Charlie Steiner comments on Inducing human-like biases in moral reasoning LMs

Charlie Steiner 21 Feb 2024 4:30 UTC
3 points
0
This was a cool, ambitious idea. I’m still confused about your brain score results. Why did the “none” fine-tuned models have good results? Were none of your moddels succesful at learning the brain data?
- Austin Meek 7 Mar 2024 20:47 UTC
  2 points
  0
  Parent
  Hi Charlie, thanks for your comment and apologies for the late reply. To echo what Artyom said, we didn’t observe a significant difference between the models we fine-tuned vs. the base models with regard to the brain-score. Our models did not end up becoming more correlated with the neuroimaging data of subjects taking these moral reasoning tests. In the future it would be neat if this works and we can start utilizing more neuroimaging data for alignment, but this initial stab didn’t make those concrete connections.
  To go into a bit more detail on the brain-score metric, we use the Pearson’s correlation coefficient (PCC) to measure the correlation there. For some moral scenario given to the subject, we can take the neuroimaging data at different times (it’s measured every 2 seconds here, and we experiment with different sampling strategies), after taking the hemodynamic delay into account. This data is then fit to 1,024 dimensions, with the value being the BOLD response at that point. We do this over a small portion of similar examples, then fit a regression model to predict the 1,024-dimensional BOLD response vector for some scenario held out from that set. Finally, we take the PCC between the predicted response and the activations at some layer. This gives us our metric of brain score. So we can see this on a layer-by-layer basis and also aggregate it to get a brain-score for an entire model, which we report.

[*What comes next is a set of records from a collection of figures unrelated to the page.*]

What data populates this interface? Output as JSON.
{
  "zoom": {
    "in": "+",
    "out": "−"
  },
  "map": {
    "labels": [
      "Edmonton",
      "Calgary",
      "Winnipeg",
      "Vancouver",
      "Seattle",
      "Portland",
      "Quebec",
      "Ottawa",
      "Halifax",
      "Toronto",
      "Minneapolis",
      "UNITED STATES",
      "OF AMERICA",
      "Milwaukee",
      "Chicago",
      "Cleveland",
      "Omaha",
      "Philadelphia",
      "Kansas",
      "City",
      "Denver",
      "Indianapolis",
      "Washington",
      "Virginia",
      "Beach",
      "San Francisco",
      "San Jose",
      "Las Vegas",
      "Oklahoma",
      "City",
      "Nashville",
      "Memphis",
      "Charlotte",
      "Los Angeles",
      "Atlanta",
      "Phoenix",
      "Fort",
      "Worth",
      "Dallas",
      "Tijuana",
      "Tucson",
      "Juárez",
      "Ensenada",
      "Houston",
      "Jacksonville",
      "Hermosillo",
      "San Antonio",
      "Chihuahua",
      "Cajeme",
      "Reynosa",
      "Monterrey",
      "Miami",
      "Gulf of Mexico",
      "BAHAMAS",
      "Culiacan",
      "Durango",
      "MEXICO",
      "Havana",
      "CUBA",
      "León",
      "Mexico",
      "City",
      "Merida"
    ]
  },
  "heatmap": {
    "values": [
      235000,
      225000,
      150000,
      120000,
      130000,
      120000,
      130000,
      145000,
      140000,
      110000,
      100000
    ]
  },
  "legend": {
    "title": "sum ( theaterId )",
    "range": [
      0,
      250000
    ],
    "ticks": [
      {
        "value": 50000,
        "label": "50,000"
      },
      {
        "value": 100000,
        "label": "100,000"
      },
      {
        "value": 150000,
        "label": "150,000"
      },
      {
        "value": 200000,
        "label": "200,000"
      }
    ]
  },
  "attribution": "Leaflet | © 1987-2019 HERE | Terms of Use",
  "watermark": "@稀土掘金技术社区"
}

  Hope that helps! Let me know if there’s anything more I can help clarify.
- Artyom Karpov 4 Mar 2024 11:59 UTC
  2 points
  0
  Parent
  Thanks for your comment. This was hard work for us for weeks/months. Unfortunately, we didn’t include the part about how we calculated brain score in this text yet, though you might find this in our code, which should match the way others calculate this (see our references). The models with ‘none’ fine-tuning have somewhat higher brain score but this is within the error range with other models which is partially due we didn’t run many calculations for that to reduce std for ‘none’. Also, our target was mainly the accuracy on the ETHICS dataset.